The Hill reports that Senate Republican John Thune said, “While this won’t solve all the problems our nation is facing overnight, cash payments to middle and low-income families will provide direct support as quickly as possible.”
Democratic Senator Tammy Duckworth told CNN, “The package Republicans have drawn up does nothing to help struggling workers…first responders need personal protective equipment and resources today…and there’s nothing in it for them. Instead, it creates a $500 billion slush fund for Steve Mnuchin to hand out loans to corporations as he pleases.“
Senator Duckworth demanded that the bill include provisions that benefit working-class Americans by saying, “There is nothing in this bill that they propose that will protect people who can’t…make payments from being evicted. There’s nothing in this bill that protects students from student loan debt. Instead, this bill is all skewed to corporations, skewed toward a slush fund that Steve Mnuchin can write checks to whoever he wants, without oversight, even to Trump organizations.”
The Former Secretary of Labor under Bill Clinton and economic advisor for Barack Obama, Robert Reich, tweeted, “The airlines don’t deserve a $50 billion bailout. In the last 10 years, they spent 96% of their cash flow to buy back shares of their own stock in order to boost executive bonuses. They shouldn’t see a dime of taxpayer money.”
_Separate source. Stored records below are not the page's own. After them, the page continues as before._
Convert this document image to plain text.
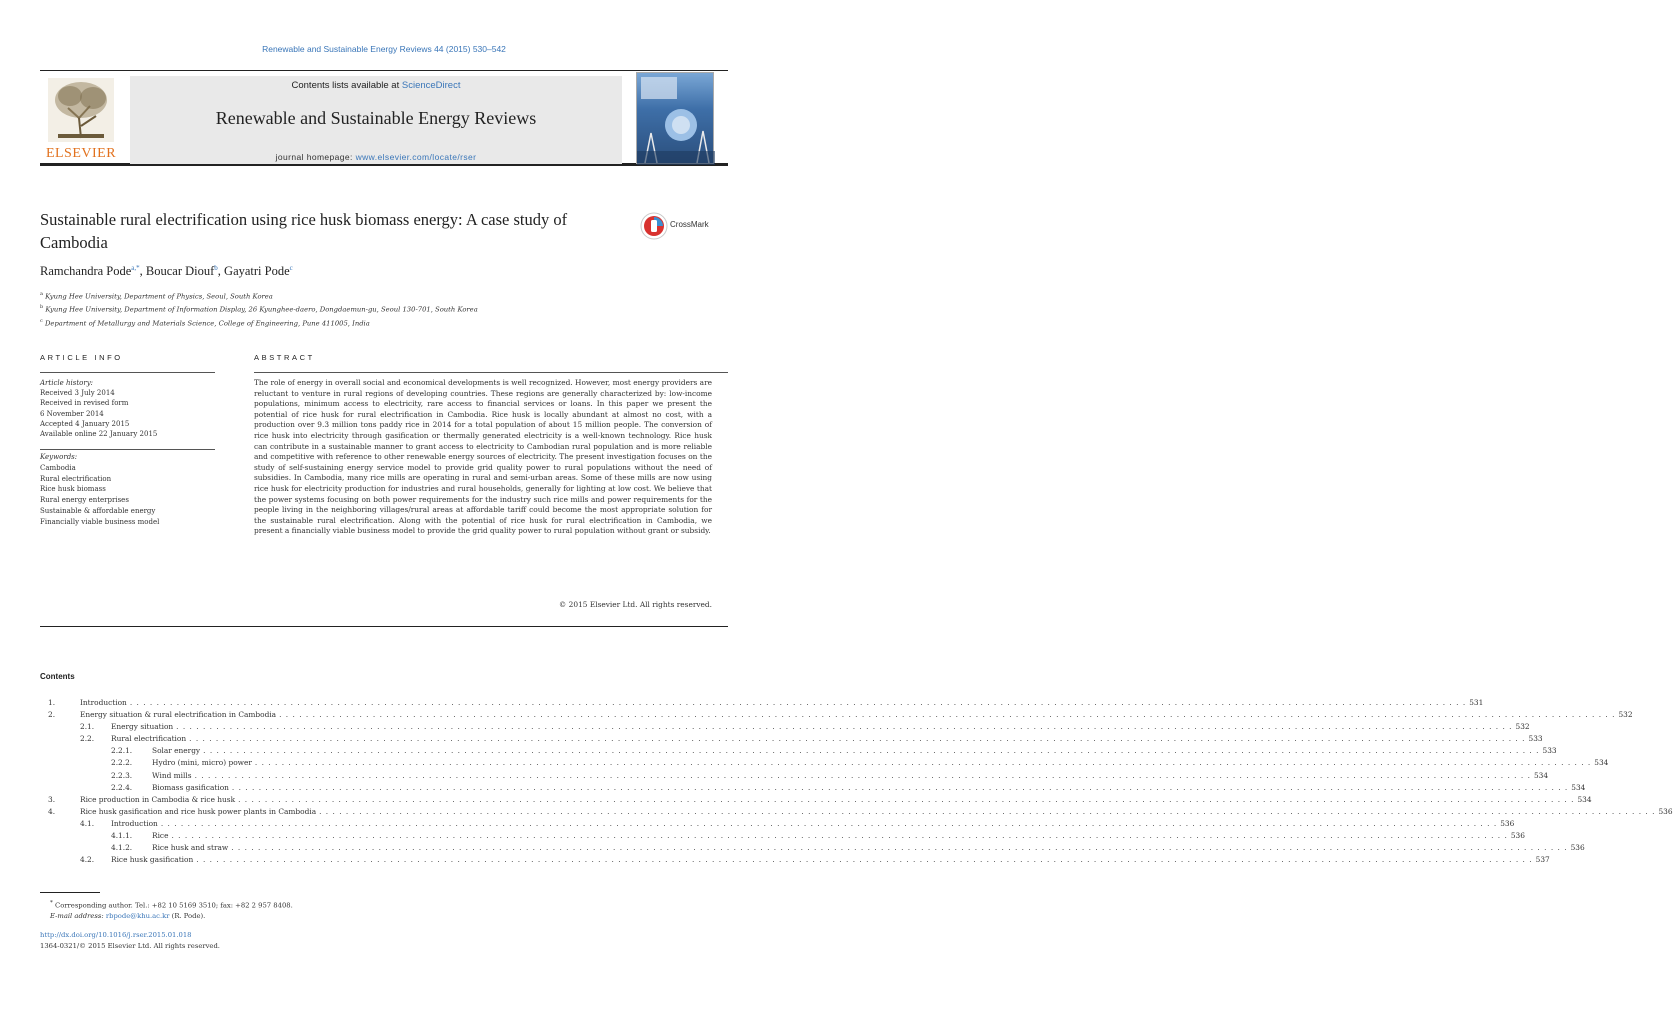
Renewable and Sustainable Energy Reviews 44 (2015) 530–542
ELSEVIER
Contents lists available at ScienceDirect
Renewable and Sustainable Energy Reviews
journal homepage: www.elsevier.com/locate/rser
Sustainable rural electrification using rice husk biomass energy: A case study of Cambodia
CrossMark
Ramchandra Pode$^{a,*}$, Boucar Diouf$^b$, Gayatri Pode$^c$
$^a$ Kyung Hee University, Department of Physics, Seoul, South Korea
$^b$ Kyung Hee University, Department of Information Display, 26 Kyunghee-daero, Dongdaemun-gu, Seoul 130-701, South Korea
$^c$ Department of Metallurgy and Materials Science, College of Engineering, Pune 411005, India
ARTICLE INFO
Article history:
Received 3 July 2014
Received in revised form
6 November 2014
Accepted 4 January 2015
Available online 22 January 2015
Keywords:
Cambodia
Rural electrification
Rice husk biomass
Rural energy enterprises
Sustainable & affordable energy
Financially viable business model
ABSTRACT
The role of energy in overall social and economical developments is well recognized. However, most energy providers are reluctant to venture in rural regions of developing countries. These regions are generally characterized by: low-income populations, minimum access to electricity, rare access to financial services or loans. In this paper we present the potential of rice husk for rural electrification in Cambodia. Rice husk is locally abundant at almost no cost, with a production over 9.3 million tons paddy rice in 2014 for a total population of about 15 million people. The conversion of rice husk into electricity through gasification or thermally generated electricity is a well-known technology. Rice husk can contribute in a sustainable manner to grant access to electricity to Cambodian rural population and is more reliable and competitive with reference to other renewable energy sources of electricity. The present investigation focuses on the study of self-sustaining energy service model to provide grid quality power to rural populations without the need of subsidies. In Cambodia, many rice mills are operating in rural and semi-urban areas. Some of these mills are now using rice husk for electricity production for industries and rural households, generally for lighting at low cost. We believe that the power systems focusing on both power requirements for the industry such rice mills and power requirements for the people living in the neighboring villages/rural areas at affordable tariff could become the most appropriate solution for the sustainable rural electrification. Along with the potential of rice husk for rural electrification in Cambodia, we present a financially viable business model to provide the grid quality power to rural population without grant or subsidy.
© 2015 Elsevier Ltd. All rights reserved.
Contents
1.	Introduction . . . . . . . . . . . . . . . . . . . . . . . . . . . . . . . . . . . . . . . . . . . . . . . . . . . . . . . . . . . . . . . . . . . . . . . . . . . . . . . . . . . . . . . . . . . . . . . . . . . . . . . . . . . . . . . . . . . . . . . . . . . . . . . . . . . . . . . . . . . . . . . . . . . . . . . . . . . . . . . . . . . . . . . . . . . . . . . . . . . . . . . . . . . . . . . . . . . . . . . . 531
2.	Energy situation & rural electrification in Cambodia . . . . . . . . . . . . . . . . . . . . . . . . . . . . . . . . . . . . . . . . . . . . . . . . . . . . . . . . . . . . . . . . . . . . . . . . . . . . . . . . . . . . . . . . . . . . . . . . . . . . . . . . . . . . . . . . . . . . . . . . . . . . . . . . . . . . . . . . . . . . . . . . . . . . . . . . . . . . . . . . . . . . . . . . . . . . . . . . . . . . . . . . . . . . . . . . . . . . . . . . 532
2.1.	Energy situation . . . . . . . . . . . . . . . . . . . . . . . . . . . . . . . . . . . . . . . . . . . . . . . . . . . . . . . . . . . . . . . . . . . . . . . . . . . . . . . . . . . . . . . . . . . . . . . . . . . . . . . . . . . . . . . . . . . . . . . . . . . . . . . . . . . . . . . . . . . . . . . . . . . . . . . . . . . . . . . . . . . . . . . . . . . . . . . . . . . . . . . . . . . . . . . . . . . . . . . . 532
2.2.	Rural electrification . . . . . . . . . . . . . . . . . . . . . . . . . . . . . . . . . . . . . . . . . . . . . . . . . . . . . . . . . . . . . . . . . . . . . . . . . . . . . . . . . . . . . . . . . . . . . . . . . . . . . . . . . . . . . . . . . . . . . . . . . . . . . . . . . . . . . . . . . . . . . . . . . . . . . . . . . . . . . . . . . . . . . . . . . . . . . . . . . . . . . . . . . . . . . . . . . . . . . . . . 533
2.2.1.	Solar energy . . . . . . . . . . . . . . . . . . . . . . . . . . . . . . . . . . . . . . . . . . . . . . . . . . . . . . . . . . . . . . . . . . . . . . . . . . . . . . . . . . . . . . . . . . . . . . . . . . . . . . . . . . . . . . . . . . . . . . . . . . . . . . . . . . . . . . . . . . . . . . . . . . . . . . . . . . . . . . . . . . . . . . . . . . . . . . . . . . . . . . . . . . . . . . . . . . . . . . . . 533
2.2.2.	Hydro (mini, micro) power . . . . . . . . . . . . . . . . . . . . . . . . . . . . . . . . . . . . . . . . . . . . . . . . . . . . . . . . . . . . . . . . . . . . . . . . . . . . . . . . . . . . . . . . . . . . . . . . . . . . . . . . . . . . . . . . . . . . . . . . . . . . . . . . . . . . . . . . . . . . . . . . . . . . . . . . . . . . . . . . . . . . . . . . . . . . . . . . . . . . . . . . . . . . . . . . . . . . . . . . 534
2.2.3.	Wind mills . . . . . . . . . . . . . . . . . . . . . . . . . . . . . . . . . . . . . . . . . . . . . . . . . . . . . . . . . . . . . . . . . . . . . . . . . . . . . . . . . . . . . . . . . . . . . . . . . . . . . . . . . . . . . . . . . . . . . . . . . . . . . . . . . . . . . . . . . . . . . . . . . . . . . . . . . . . . . . . . . . . . . . . . . . . . . . . . . . . . . . . . . . . . . . . . . . . . . . . . 534
2.2.4.	Biomass gasification . . . . . . . . . . . . . . . . . . . . . . . . . . . . . . . . . . . . . . . . . . . . . . . . . . . . . . . . . . . . . . . . . . . . . . . . . . . . . . . . . . . . . . . . . . . . . . . . . . . . . . . . . . . . . . . . . . . . . . . . . . . . . . . . . . . . . . . . . . . . . . . . . . . . . . . . . . . . . . . . . . . . . . . . . . . . . . . . . . . . . . . . . . . . . . . . . . . . . . . . 534
3.	Rice production in Cambodia & rice husk . . . . . . . . . . . . . . . . . . . . . . . . . . . . . . . . . . . . . . . . . . . . . . . . . . . . . . . . . . . . . . . . . . . . . . . . . . . . . . . . . . . . . . . . . . . . . . . . . . . . . . . . . . . . . . . . . . . . . . . . . . . . . . . . . . . . . . . . . . . . . . . . . . . . . . . . . . . . . . . . . . . . . . . . . . . . . . . . . . . . . . . . . . . . . . . . . . . . . . . . 534
4.	Rice husk gasification and rice husk power plants in Cambodia . . . . . . . . . . . . . . . . . . . . . . . . . . . . . . . . . . . . . . . . . . . . . . . . . . . . . . . . . . . . . . . . . . . . . . . . . . . . . . . . . . . . . . . . . . . . . . . . . . . . . . . . . . . . . . . . . . . . . . . . . . . . . . . . . . . . . . . . . . . . . . . . . . . . . . . . . . . . . . . . . . . . . . . . . . . . . . . . . . . . . . . . . . . . . . . . . . . . . . . . 536
4.1.	Introduction . . . . . . . . . . . . . . . . . . . . . . . . . . . . . . . . . . . . . . . . . . . . . . . . . . . . . . . . . . . . . . . . . . . . . . . . . . . . . . . . . . . . . . . . . . . . . . . . . . . . . . . . . . . . . . . . . . . . . . . . . . . . . . . . . . . . . . . . . . . . . . . . . . . . . . . . . . . . . . . . . . . . . . . . . . . . . . . . . . . . . . . . . . . . . . . . . . . . . . . . 536
4.1.1.	Rice . . . . . . . . . . . . . . . . . . . . . . . . . . . . . . . . . . . . . . . . . . . . . . . . . . . . . . . . . . . . . . . . . . . . . . . . . . . . . . . . . . . . . . . . . . . . . . . . . . . . . . . . . . . . . . . . . . . . . . . . . . . . . . . . . . . . . . . . . . . . . . . . . . . . . . . . . . . . . . . . . . . . . . . . . . . . . . . . . . . . . . . . . . . . . . . . . . . . . . . . 536
4.1.2.	Rice husk and straw . . . . . . . . . . . . . . . . . . . . . . . . . . . . . . . . . . . . . . . . . . . . . . . . . . . . . . . . . . . . . . . . . . . . . . . . . . . . . . . . . . . . . . . . . . . . . . . . . . . . . . . . . . . . . . . . . . . . . . . . . . . . . . . . . . . . . . . . . . . . . . . . . . . . . . . . . . . . . . . . . . . . . . . . . . . . . . . . . . . . . . . . . . . . . . . . . . . . . . . . 536
4.2.	Rice husk gasification . . . . . . . . . . . . . . . . . . . . . . . . . . . . . . . . . . . . . . . . . . . . . . . . . . . . . . . . . . . . . . . . . . . . . . . . . . . . . . . . . . . . . . . . . . . . . . . . . . . . . . . . . . . . . . . . . . . . . . . . . . . . . . . . . . . . . . . . . . . . . . . . . . . . . . . . . . . . . . . . . . . . . . . . . . . . . . . . . . . . . . . . . . . . . . . . . . . . . . . . 537
* Corresponding author. Tel.: +82 10 5169 3510; fax: +82 2 957 8408.
E-mail address: rbpode@khu.ac.kr (R. Pode).
http://dx.doi.org/10.1016/j.rser.2015.01.018
1364-0321/© 2015 Elsevier Ltd. All rights reserved.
As reported by the Financial Times, Boeing recently spent $43 billion on stock buybacks, the “very purest form of financial engineering…they don’t simply gear the balance sheet, they supply a further twist by reducing the number of shares in issue.” The “biggest winners are managers, especially those whose remuneration is tied to stock market measures such as EPS growth.” According to the report, CEO Denis Mulinberg doubled his pay since becoming the executive officer in 2015, and he took home more than $30 million in 2019. Now the beleaguered company is asking taxpayers for a $60 billion bail-out.
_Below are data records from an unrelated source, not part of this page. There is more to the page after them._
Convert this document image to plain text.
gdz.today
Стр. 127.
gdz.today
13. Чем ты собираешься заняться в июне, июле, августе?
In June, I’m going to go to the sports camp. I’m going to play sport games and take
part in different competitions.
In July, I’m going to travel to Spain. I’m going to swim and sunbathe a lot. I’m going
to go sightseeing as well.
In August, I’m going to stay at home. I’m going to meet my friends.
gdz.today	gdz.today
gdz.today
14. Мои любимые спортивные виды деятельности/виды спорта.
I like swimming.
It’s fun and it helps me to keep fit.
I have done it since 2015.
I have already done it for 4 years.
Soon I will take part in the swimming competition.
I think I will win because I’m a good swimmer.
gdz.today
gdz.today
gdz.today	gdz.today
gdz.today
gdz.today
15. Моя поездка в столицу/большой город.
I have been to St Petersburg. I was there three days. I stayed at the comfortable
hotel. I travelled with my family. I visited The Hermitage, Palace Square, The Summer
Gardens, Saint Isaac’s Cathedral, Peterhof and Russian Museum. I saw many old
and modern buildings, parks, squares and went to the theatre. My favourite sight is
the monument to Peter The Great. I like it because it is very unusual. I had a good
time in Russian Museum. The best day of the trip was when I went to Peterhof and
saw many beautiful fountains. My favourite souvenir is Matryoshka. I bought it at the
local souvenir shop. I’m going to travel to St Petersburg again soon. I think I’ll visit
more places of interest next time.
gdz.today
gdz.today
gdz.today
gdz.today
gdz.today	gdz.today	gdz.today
Senators Chuck Schumer and Bernie Sanders attempted to put restrictions on corporate stock buyback programs in 2019.
Forbes is reporting that Jeffrey Dunlach, CEO of DoubleLine Capital, said a recession is imminent, and he continued, “When you decimate the restaurant industry, the hotel industry, the airline industry, the cruise line industry, obviously you’re going to take a huge divot out of economic activity.”
Billionaire investor Bill Ackman shocked the markets on Wednesday, March 18 by pleading on CNBC, “Mr. President, the only answer is to shut down the country for the next 30 days and close the borders.” Ackman called for a “30-day rent, interest, and tax holiday for all,” as he warned that “hell is coming.”